AIB1 has also been identified as a coactivator for transcription factors, including E2F1 (Louie et al, 2004), AP-1 (Lee et al, 1998), NF-κB (Werbajh et al, 2000), STAT6 (Arimura et al, 2004), and PEA3 (Qin et al, 2008). Given that cyclin D1, cyclin E, c-myc, and E2F1 itself are well-characterised targets of transcriptional regulation by E2F1 (DeGregori et al, 1995; Muller et al, 2001; Ren et al, 2002; Trimarchi and Lees, 2002), we examined whether the E2F1 pathway is involved in AIB1-mediated control of their expression. Interestingly, using a luciference reporter assay, we found that AIB1’s transcriptional activity on c-myc and E2F1 was dependent on the presence of E2F1, whereas its transcriptional activity on cyclin D1 and cyclin E was not. This finding was supported by a ChIP experiment showing that AIB1 enrichment on the c-myc and E2F1 promoters was almost completely eliminated when endogenous E2F1 was inhibited. We did not detect the presence of AIB1 on the promoter of cyclin D1 or cyclin E.

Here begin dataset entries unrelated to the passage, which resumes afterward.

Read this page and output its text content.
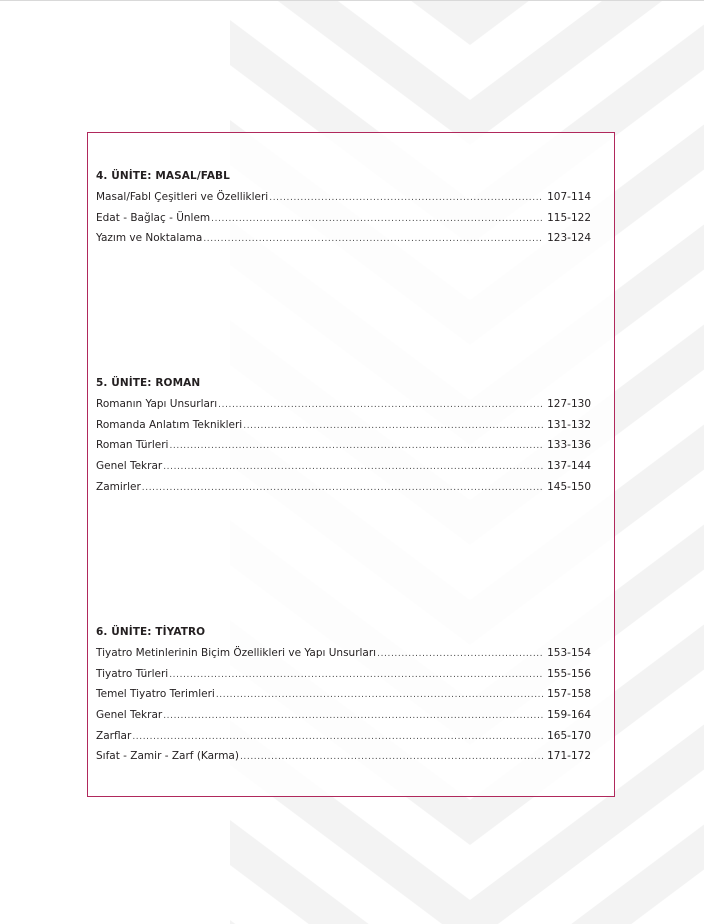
4. ÜNİTE: MASAL/FABL
Masal/Fabl Çeşitleri ve Özellikleri .....	107-114
Edat - Bağlaç - Ünlem .....	115-122
Yazım ve Noktalama .....	123-124
5. ÜNİTE: ROMAN
Romanın Yapı Unsurları .....	127-130
Romanda Anlatım Teknikleri .....	131-132
Roman Türleri .....	133-136
Genel Tekrar .....	137-144
Zamirler .....	145-150
6. ÜNİTE: TİYATRO
Tiyatro Metinlerinin Biçim Özellikleri ve Yapı Unsurları .....	153-154
Tiyatro Türleri .....	155-156
Temel Tiyatro Terimleri .....	157-158
Genel Tekrar .....	159-164
Zarflar .....	165-170
Sıfat - Zamir - Zarf (Karma) .....	171-172
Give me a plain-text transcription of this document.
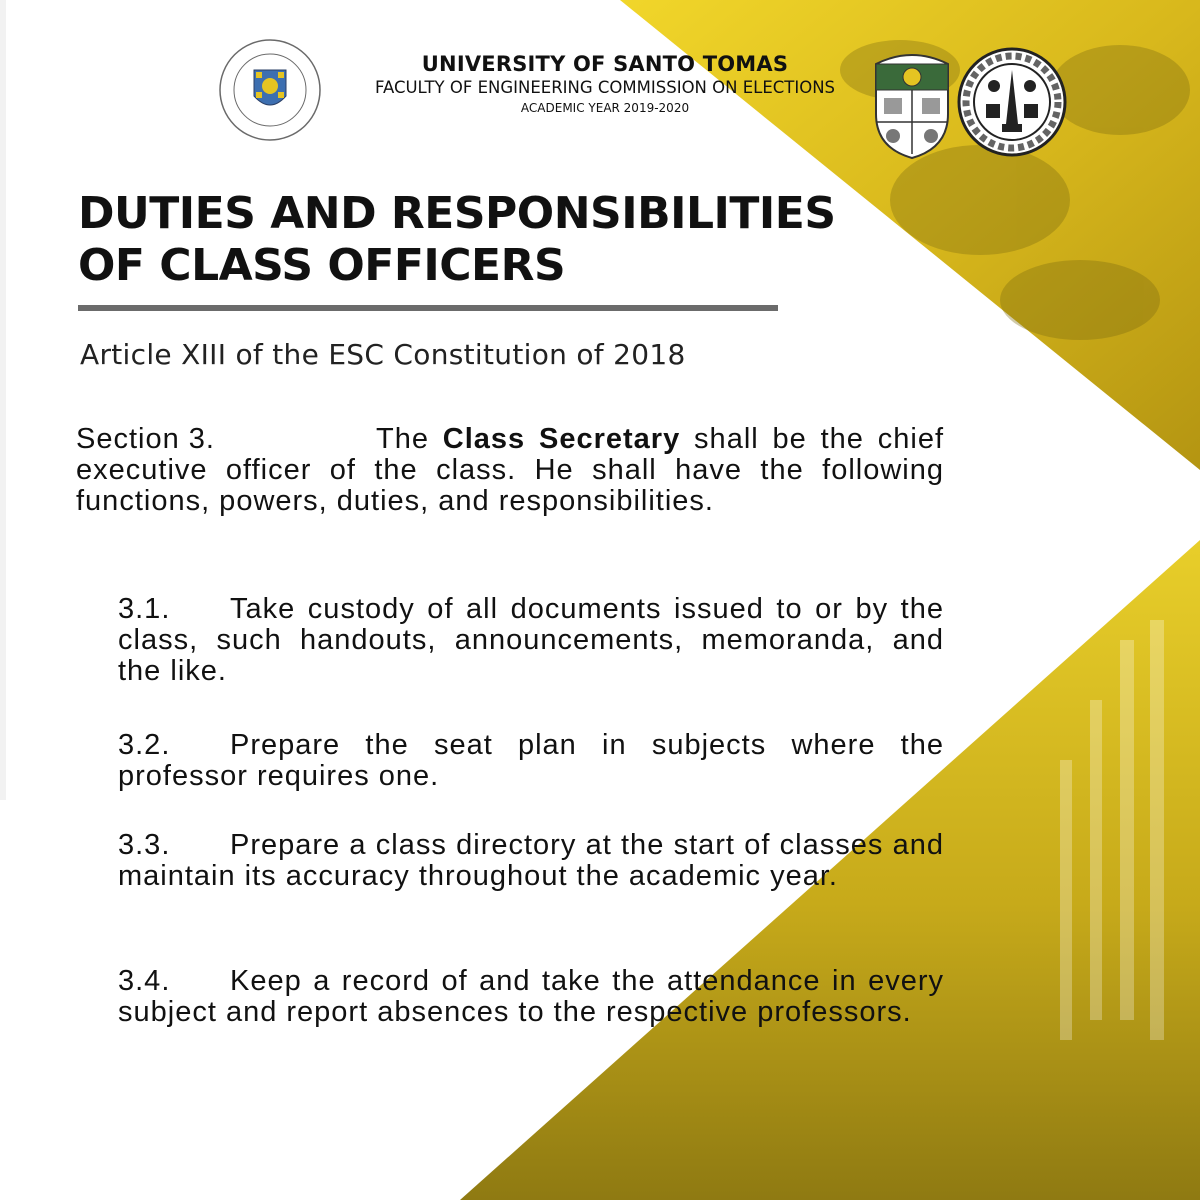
UNIVERSITY OF SANTO TOMAS
FACULTY OF ENGINEERING COMMISSION ON ELECTIONS
ACADEMIC YEAR 2019-2020
DUTIES AND RESPONSIBILITIES
OF CLASS OFFICERS
Article XIII of the ESC Constitution of 2018
Section 3.	The Class Secretary shall be the chief executive officer of the class. He shall have the following functions, powers, duties, and responsibilities.
3.1. Take custody of all documents issued to or by the class, such handouts, announcements, memoranda, and the like.
3.2. Prepare the seat plan in subjects where the professor requires one.
3.3. Prepare a class directory at the start of classes and maintain its accuracy throughout the academic year.
3.4. Keep a record of and take the attendance in every subject and report absences to the respective professors.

Based on previous studies (Louie et al, 2004; Oh et al, 2004; Torres-Arzayus et al, 2004; Yan et al, 2006) and the results from our current study, we propose that AIB1 promotes BC cell proliferation through at least two distinct mechanisms. In one mechanism, AIB1 controls expression of the key cell-cycle genes cyclin D1, cyclin E, and p27 by activating the AKT pathway, and this function can be abolished by the PI3K inhibitor LY294002. In the other mechanism, AIB1 promotes E2F1 and c-myc expression by functioning as a coactivtor of E2F1 in a hormone-independent manner. Importantly, these two mechanisms are expected to cross-talk. The increased expression of E2F1 triggered by AIB1 enhanced the upregulated function of AIB1 on cyclin D1 and cyclin E by the PI3K/AKT pathway. Because AIB1 is a coactivator of many other transcription factors, it is possible that AIB1 may modulate cell growth and proliferation through these other factors. A schematic representation of the potential molecular mechanisms underlying AIB1’s effects in BC is provided in Figure 5C. More studies are needed to confirm this model and elucidate whether other signalling pathways also contribute to the BC growth and proliferation mediated by AIB1 expression.

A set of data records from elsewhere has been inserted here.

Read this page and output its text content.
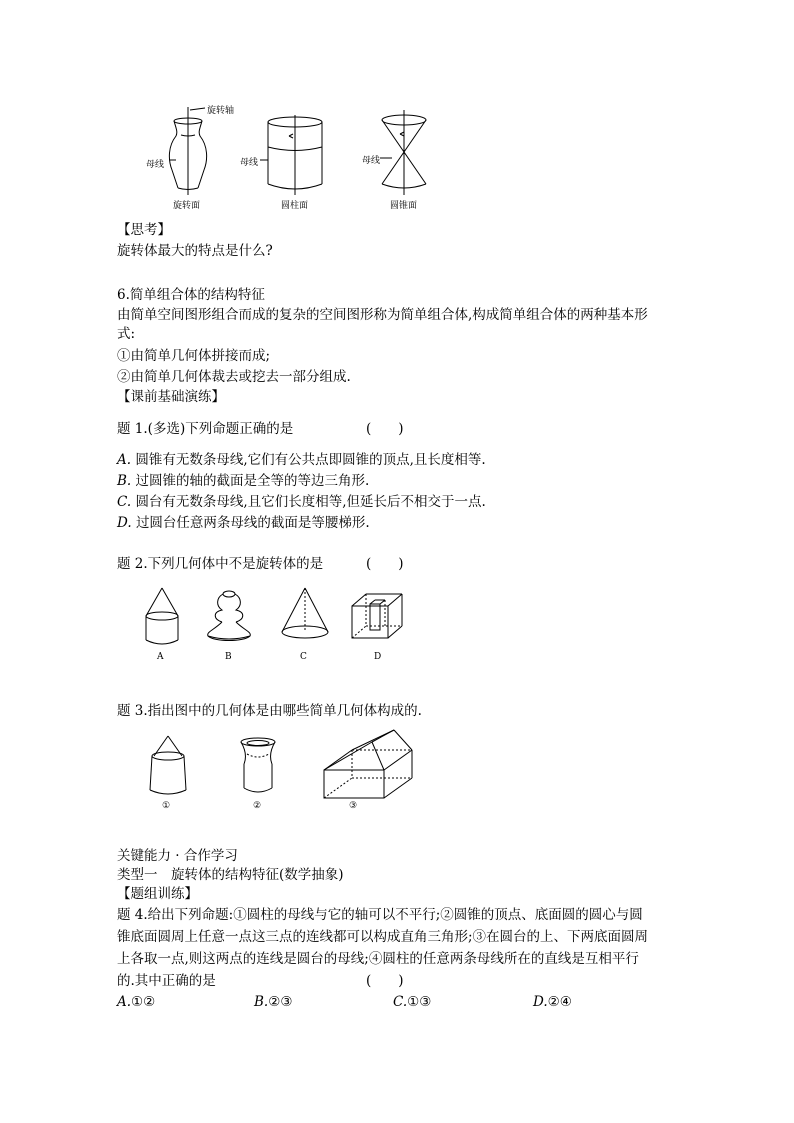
旋转轴
母线	母线	母线
旋转面	圆柱面	圆锥面
【思考】
旋转体最大的特点是什么?
6.简单组合体的结构特征
由简单空间图形组合而成的复杂的空间图形称为简单组合体,构成简单组合体的两种基本形
式:
①由简单几何体拼接而成;
②由简单几何体裁去或挖去一部分组成.
【课前基础演练】
题 1.(多选)下列命题正确的是	(　　)
A. 圆锥有无数条母线,它们有公共点即圆锥的顶点,且长度相等.
B. 过圆锥的轴的截面是全等的等边三角形.
C. 圆台有无数条母线,且它们长度相等,但延长后不相交于一点.
D. 过圆台任意两条母线的截面是等腰梯形.
题 2.下列几何体中不是旋转体的是	(　　)
A	B	C	D
题 3.指出图中的几何体是由哪些简单几何体构成的.
①	②	③
关键能力 · 合作学习
类型一　旋转体的结构特征(数学抽象)
【题组训练】
题 4.给出下列命题:①圆柱的母线与它的轴可以不平行;②圆锥的顶点、底面圆的圆心与圆
锥底面圆周上任意一点这三点的连线都可以构成直角三角形;③在圆台的上、下两底面圆周
上各取一点,则这两点的连线是圆台的母线;④圆柱的任意两条母线所在的直线是互相平行
的.其中正确的是	(　　)
A.①②	B.②③	C.①③	D.②④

In summary, AIB1 overexpression seems to indicate an aggressive phenotype of non-muscle-invasive BC with high risk of disease progression after initial treatment. Further functional study revealed that AIB1 promotes BC cell proliferation and tumour growth by activating the AKT pathway and acting as coactivator of E2F1. These findings may be helpful in clinical practice for selecting non-muscle-invasive BC patients who might require a more intensive follow-up and/or more aggressive treatment.